第一交通産業、26年3月期は売上高1,124億円で過去最高 不動産とタクシー回復で増収増益
14日、第一交通産業(株)(北九州市小倉北区、田中亮一郎)は2026年3月期連結決算を発表した。売上高は1,124億8,200万円(前期比13.1%増)、営業利益は35億8,000万円(同17.6%増)、経常利益は40億5,900万円(同1.2%増)、当期純利益は20億6,500万円(同17.6%増)となり、増収増益となった。
主力のタクシー事業では、運賃改定の進展や移動需要の回復を背景に売上高が559億800万円(前期比7.9%増)となった。採用強化で新人乗務員1,980人を確保したほか、「ママサポートタクシー」は79地域で登録者59万人、利用回数133万回に達した。一方、採用・教育費や燃料費の高止まりが利益を圧迫し、セグメント損失は15億5,300万円だったが、前期の23億2,000万円の赤字から改善した。
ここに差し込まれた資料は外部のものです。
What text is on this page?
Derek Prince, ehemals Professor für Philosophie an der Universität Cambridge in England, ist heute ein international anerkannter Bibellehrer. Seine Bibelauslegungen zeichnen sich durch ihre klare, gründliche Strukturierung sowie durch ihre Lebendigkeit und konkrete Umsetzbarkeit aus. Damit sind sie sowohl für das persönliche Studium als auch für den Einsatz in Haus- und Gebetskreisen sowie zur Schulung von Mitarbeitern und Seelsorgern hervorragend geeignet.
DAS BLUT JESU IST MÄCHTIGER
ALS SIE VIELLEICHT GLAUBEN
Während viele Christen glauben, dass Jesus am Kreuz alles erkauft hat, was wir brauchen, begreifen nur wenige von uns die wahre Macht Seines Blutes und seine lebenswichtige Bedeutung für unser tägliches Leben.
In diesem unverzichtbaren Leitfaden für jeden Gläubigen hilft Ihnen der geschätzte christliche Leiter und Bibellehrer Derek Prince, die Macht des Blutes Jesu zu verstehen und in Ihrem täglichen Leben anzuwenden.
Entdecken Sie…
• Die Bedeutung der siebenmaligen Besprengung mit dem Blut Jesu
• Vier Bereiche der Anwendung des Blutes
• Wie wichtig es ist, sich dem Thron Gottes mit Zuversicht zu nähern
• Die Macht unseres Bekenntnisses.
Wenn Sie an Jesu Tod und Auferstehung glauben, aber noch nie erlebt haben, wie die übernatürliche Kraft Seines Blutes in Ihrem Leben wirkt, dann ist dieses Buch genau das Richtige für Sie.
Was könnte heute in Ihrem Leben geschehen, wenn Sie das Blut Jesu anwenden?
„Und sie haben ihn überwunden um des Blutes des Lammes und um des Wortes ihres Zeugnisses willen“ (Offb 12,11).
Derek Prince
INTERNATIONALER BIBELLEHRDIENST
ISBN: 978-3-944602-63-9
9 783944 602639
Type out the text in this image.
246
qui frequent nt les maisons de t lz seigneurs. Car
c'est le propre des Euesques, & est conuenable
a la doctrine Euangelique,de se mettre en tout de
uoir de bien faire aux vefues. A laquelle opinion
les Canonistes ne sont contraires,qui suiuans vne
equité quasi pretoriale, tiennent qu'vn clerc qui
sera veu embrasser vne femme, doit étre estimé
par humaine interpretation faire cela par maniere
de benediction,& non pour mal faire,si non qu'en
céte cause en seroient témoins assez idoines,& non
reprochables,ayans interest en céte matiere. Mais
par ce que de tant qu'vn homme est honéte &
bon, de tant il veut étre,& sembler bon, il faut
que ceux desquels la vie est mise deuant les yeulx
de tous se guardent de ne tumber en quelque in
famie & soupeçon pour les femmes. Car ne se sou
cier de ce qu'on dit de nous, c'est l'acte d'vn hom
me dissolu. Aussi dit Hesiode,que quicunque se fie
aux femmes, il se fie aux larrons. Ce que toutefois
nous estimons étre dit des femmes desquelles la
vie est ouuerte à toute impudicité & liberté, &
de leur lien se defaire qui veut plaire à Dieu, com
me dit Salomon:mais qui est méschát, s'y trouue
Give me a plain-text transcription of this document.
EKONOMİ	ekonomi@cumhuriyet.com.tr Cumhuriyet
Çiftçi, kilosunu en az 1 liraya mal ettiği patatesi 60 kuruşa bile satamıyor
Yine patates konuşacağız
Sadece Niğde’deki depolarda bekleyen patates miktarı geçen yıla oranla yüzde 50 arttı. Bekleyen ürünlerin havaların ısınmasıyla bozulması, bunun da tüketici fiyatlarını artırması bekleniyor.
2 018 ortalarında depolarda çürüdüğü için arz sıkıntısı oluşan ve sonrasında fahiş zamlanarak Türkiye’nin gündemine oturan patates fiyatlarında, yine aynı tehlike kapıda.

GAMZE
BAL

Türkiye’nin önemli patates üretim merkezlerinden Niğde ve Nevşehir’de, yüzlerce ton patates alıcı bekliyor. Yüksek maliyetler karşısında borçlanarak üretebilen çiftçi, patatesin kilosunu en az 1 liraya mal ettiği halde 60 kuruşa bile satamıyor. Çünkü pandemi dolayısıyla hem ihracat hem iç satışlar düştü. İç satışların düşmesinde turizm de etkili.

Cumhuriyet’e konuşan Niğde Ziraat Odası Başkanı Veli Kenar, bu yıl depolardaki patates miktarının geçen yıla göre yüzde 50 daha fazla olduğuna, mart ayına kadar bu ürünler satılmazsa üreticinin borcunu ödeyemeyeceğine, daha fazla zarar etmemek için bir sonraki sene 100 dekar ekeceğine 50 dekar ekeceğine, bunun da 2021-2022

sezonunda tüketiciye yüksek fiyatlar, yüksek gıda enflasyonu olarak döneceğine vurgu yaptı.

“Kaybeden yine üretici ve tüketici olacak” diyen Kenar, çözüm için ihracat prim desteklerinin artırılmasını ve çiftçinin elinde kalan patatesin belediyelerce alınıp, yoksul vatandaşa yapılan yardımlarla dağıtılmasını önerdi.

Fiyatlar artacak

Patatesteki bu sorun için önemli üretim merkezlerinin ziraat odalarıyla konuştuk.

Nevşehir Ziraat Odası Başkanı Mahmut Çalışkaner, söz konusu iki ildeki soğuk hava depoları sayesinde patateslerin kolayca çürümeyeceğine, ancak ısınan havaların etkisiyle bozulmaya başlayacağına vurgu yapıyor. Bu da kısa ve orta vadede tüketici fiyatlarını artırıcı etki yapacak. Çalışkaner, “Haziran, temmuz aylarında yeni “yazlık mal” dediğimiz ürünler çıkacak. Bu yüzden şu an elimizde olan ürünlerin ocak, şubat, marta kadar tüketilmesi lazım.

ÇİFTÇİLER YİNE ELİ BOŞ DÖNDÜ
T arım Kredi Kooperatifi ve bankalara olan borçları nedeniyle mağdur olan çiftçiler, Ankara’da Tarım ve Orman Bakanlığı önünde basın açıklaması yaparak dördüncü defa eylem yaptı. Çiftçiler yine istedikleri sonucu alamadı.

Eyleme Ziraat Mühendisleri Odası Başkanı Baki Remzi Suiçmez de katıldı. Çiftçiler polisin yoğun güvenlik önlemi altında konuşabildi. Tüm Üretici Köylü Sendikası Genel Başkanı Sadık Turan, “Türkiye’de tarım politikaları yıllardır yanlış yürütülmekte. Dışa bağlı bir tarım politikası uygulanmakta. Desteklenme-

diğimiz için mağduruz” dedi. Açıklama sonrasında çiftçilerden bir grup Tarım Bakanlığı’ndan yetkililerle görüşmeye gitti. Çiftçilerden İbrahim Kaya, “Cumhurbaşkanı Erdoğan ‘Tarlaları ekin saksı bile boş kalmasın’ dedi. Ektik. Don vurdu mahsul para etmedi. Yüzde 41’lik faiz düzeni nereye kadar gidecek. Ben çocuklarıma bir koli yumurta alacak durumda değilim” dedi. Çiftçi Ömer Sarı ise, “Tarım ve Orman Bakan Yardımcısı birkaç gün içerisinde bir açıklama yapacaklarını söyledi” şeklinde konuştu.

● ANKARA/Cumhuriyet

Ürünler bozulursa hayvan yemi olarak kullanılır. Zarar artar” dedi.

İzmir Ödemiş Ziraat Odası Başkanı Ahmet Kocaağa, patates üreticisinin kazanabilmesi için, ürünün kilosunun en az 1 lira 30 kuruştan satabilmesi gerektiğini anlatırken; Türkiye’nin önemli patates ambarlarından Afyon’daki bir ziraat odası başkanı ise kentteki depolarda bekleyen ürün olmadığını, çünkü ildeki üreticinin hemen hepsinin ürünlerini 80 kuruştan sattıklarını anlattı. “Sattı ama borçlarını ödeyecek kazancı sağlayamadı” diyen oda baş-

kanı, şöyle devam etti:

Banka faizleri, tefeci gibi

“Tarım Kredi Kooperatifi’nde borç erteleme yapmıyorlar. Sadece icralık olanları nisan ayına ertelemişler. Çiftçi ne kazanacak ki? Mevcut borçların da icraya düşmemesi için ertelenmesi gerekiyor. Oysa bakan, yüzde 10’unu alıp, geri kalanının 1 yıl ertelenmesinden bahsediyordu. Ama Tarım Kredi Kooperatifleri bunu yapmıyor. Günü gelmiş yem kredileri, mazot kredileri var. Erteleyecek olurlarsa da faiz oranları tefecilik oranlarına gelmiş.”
バス事業は、沖縄県内のインバウンド需要やイベント輸送が好調に推移し、売上高74億1,600万円(前期比2.2%増)、セグメント利益5億6,700万円(同26.5%増)となった。
不動産分譲事業では、「グランドパレス」シリーズを中心に全国でマンション販売を展開。北九州、福岡、佐賀、大分、鹿児島、沖縄、愛知などで新規販売を開始し、竣工済み物件の引き渡しも進んだことで、売上高は276億2,200万円(前期比8.7%増)となった。ただし、前期にあった大型マンション用地売却の反動減により、セグメント利益は9億4,600万円(同64.0%減)に落ち込んだ。
不動産再生事業は、沖縄県那覇市の大型再開発物件の一部売却が寄与し、売上高98億7,300万円(前期比128.0%増)、セグメント利益16億8,200万円(同119.4%増)と大幅な増収増益となった。
不動産金融事業では、不動産担保ローン残高が192億4,000万円まで拡大。関東・関西地区で融資残高が伸び、売上高15億1,800万円(前期比43.3%増)、セグメント利益8億2,500万円(同56.2%増)となった。
27年3月期の業績予想は、売上高1,095億円(前期比2.7%減)、営業利益42億5,000万円(同18.7%増)、経常利益42億円(同3.5%増)、当期純利益23億5,000万円(同13.8%増)を見込む。